In D1294#28007, @olasd wrote:
  • the snapshot_add methods should actually record two changes:
    • the addition of the snapshot (with full data)
    • the update of the origin visit (with full data as well)

Should it really update the origin visit? A reader of the journal can infer that the origin_visit must be updated when reading the message in the snapshot topic.

Hmm... I didn't realize snapshot_add actually does two very different things: add a snapshot (which does not have an FK to the origin visit) AND update the origin_visit to point to that snapshot.

Hmm... I didn't realize snapshot_add actually does two very different things: add a snapshot (which does not have an FK to the origin visit) AND update the origin_visit to point to that snapshot.

Yeah, the method should probably be split in two ("add a snapshot", "update the origin_visit to record that it points to the snapshot"). This is an artefact of the old way occurrences were handled.

In any case, we're going to need that split when we write the code that reads all the graph leaves from kafka separately, and tries to store them back into PostgreSQL.

In D1294#28133, @olasd wrote:

Hmm... I didn't realize snapshot_add actually does two very different things: add a snapshot (which does not have an FK to the origin visit) AND update the origin_visit to point to that snapshot.

Yeah, the method should probably be split in two ("add a snapshot", "update the origin_visit to record that it points to the snapshot").

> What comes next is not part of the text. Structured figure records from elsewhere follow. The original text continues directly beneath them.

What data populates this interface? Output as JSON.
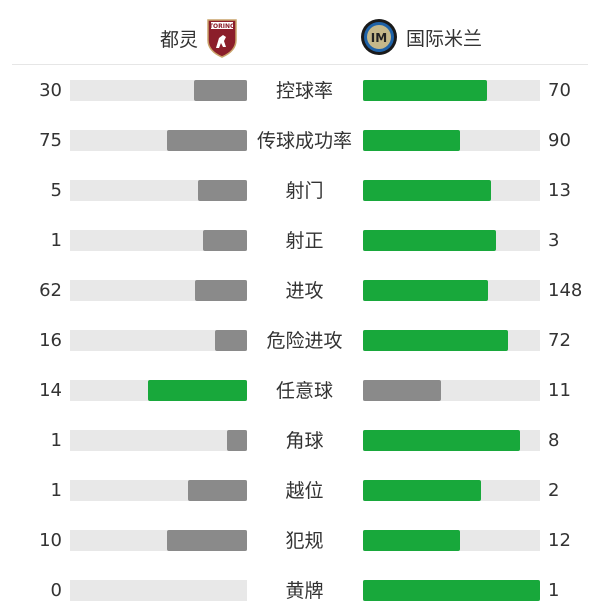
{
  "home": {
    "name": "都灵",
    "logo_text": "TORINO FC"
  },
  "away": {
    "name": "国际米兰",
    "logo_text": "IM"
  },
  "colors": {
    "leader": "#18a83b",
    "trailer": "#8a8a8a",
    "track": "#e8e8e8"
  },
  "stats": [
    {
      "label": "控球率",
      "home": "30",
      "away": "70",
      "h": 30,
      "a": 70
    },
    {
      "label": "传球成功率",
      "home": "75",
      "away": "90",
      "h": 75,
      "a": 90
    },
    {
      "label": "射门",
      "home": "5",
      "away": "13",
      "h": 5,
      "a": 13
    },
    {
      "label": "射正",
      "home": "1",
      "away": "3",
      "h": 1,
      "a": 3
    },
    {
      "label": "进攻",
      "home": "62",
      "away": "148",
      "h": 62,
      "a": 148
    },
    {
      "label": "危险进攻",
      "home": "16",
      "away": "72",
      "h": 16,
      "a": 72
    },
    {
      "label": "任意球",
      "home": "14",
      "away": "11",
      "h": 14,
      "a": 11
    },
    {
      "label": "角球",
      "home": "1",
      "away": "8",
      "h": 1,
      "a": 8
    },
    {
      "label": "越位",
      "home": "1",
      "away": "2",
      "h": 1,
      "a": 2
    },
    {
      "label": "犯规",
      "home": "10",
      "away": "12",
      "h": 10,
      "a": 12
    },
    {
      "label": "黄牌",
      "home": "0",
      "away": "1",
      "h": 0,
      "a": 1
    }
  ]
}
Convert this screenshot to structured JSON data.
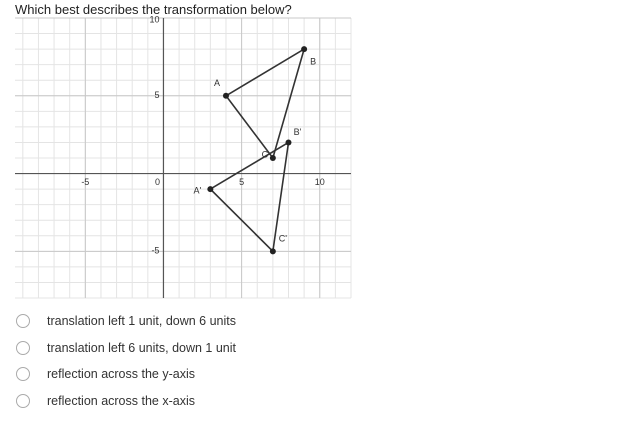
{
  "question": "Which best describes the transformation below?",
  "graph": {
    "xlim": [
      -9.5,
      12
    ],
    "ylim": [
      -8,
      10
    ],
    "xticks": [
      -5,
      0,
      5,
      10
    ],
    "yticks": [
      -5,
      5,
      10
    ],
    "points": [
      {
        "label": "A",
        "x": 4,
        "y": 5
      },
      {
        "label": "B",
        "x": 9,
        "y": 8
      },
      {
        "label": "C",
        "x": 7,
        "y": 1
      },
      {
        "label": "A'",
        "x": 3,
        "y": -1
      },
      {
        "label": "B'",
        "x": 8,
        "y": 2
      },
      {
        "label": "C'",
        "x": 7,
        "y": -5
      }
    ]
  },
  "options": [
    "translation left 1 unit, down 6 units",
    "translation left 6 units, down 1 unit",
    "reflection across the y-axis",
    "reflection across the x-axis"
  ]
}
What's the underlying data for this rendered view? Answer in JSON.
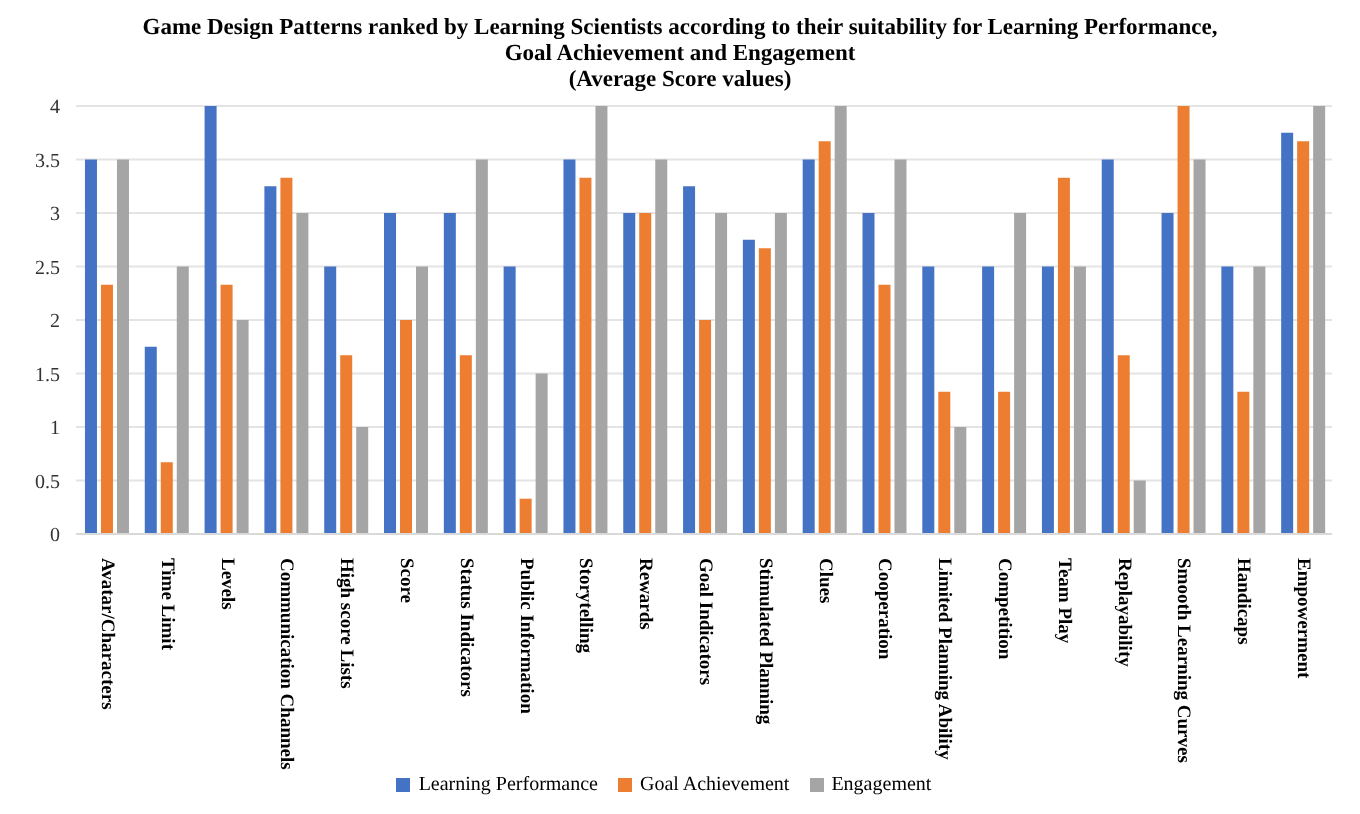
{
  "chart_data": {
    "type": "bar",
    "title": "Game Design Patterns ranked by Learning Scientists according to their suitability for Learning Performance, Goal Achievement and Engagement",
    "subtitle": "(Average Score values)",
    "categories": [
      "Avatar/Characters",
      "Time Limit",
      "Levels",
      "Communication Channels",
      "High score Lists",
      "Score",
      "Status Indicators",
      "Public Information",
      "Storytelling",
      "Rewards",
      "Goal Indicators",
      "Stimulated Planning",
      "Clues",
      "Cooperation",
      "Limited Planning Ability",
      "Competition",
      "Team Play",
      "Replayability",
      "Smooth Learning Curves",
      "Handicaps",
      "Empowerment"
    ],
    "series": [
      {
        "name": "Learning Performance",
        "color": "#4472c4",
        "values": [
          3.5,
          1.75,
          4,
          3.25,
          2.5,
          3,
          3,
          2.5,
          3.5,
          3,
          3.25,
          2.75,
          3.5,
          3,
          2.5,
          2.5,
          2.5,
          3.5,
          3,
          2.5,
          3.75
        ]
      },
      {
        "name": "Goal Achievement",
        "color": "#ed7d31",
        "values": [
          2.33,
          0.67,
          2.33,
          3.33,
          1.67,
          2,
          1.67,
          0.33,
          3.33,
          3,
          2,
          2.67,
          3.67,
          2.33,
          1.33,
          1.33,
          3.33,
          1.67,
          4,
          1.33,
          3.67
        ]
      },
      {
        "name": "Engagement",
        "color": "#a5a5a5",
        "values": [
          3.5,
          2.5,
          2,
          3,
          1,
          2.5,
          3.5,
          1.5,
          4,
          3.5,
          3,
          3,
          4,
          3.5,
          1,
          3,
          2.5,
          0.5,
          3.5,
          2.5,
          4
        ]
      }
    ],
    "ylim": [
      0,
      4
    ],
    "yticks": [
      0,
      0.5,
      1,
      1.5,
      2,
      2.5,
      3,
      3.5,
      4
    ],
    "grid": "y",
    "legend": "bottom"
  }
}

This is an artefact of the old way occurrences were handled.

That refactoring should be fairly easy as the only users of that method are:

  • swh.loader.core
  • the tests for the indexer
  • Write origin_visit updates when a snapshot is added.
This revision is now accepted and ready to land.Mar 28 2019, 11:35 AM
This revision was landed with ongoing or failed builds.Mar 28 2019, 11:42 AM
This revision was automatically updated to reflect the committed changes.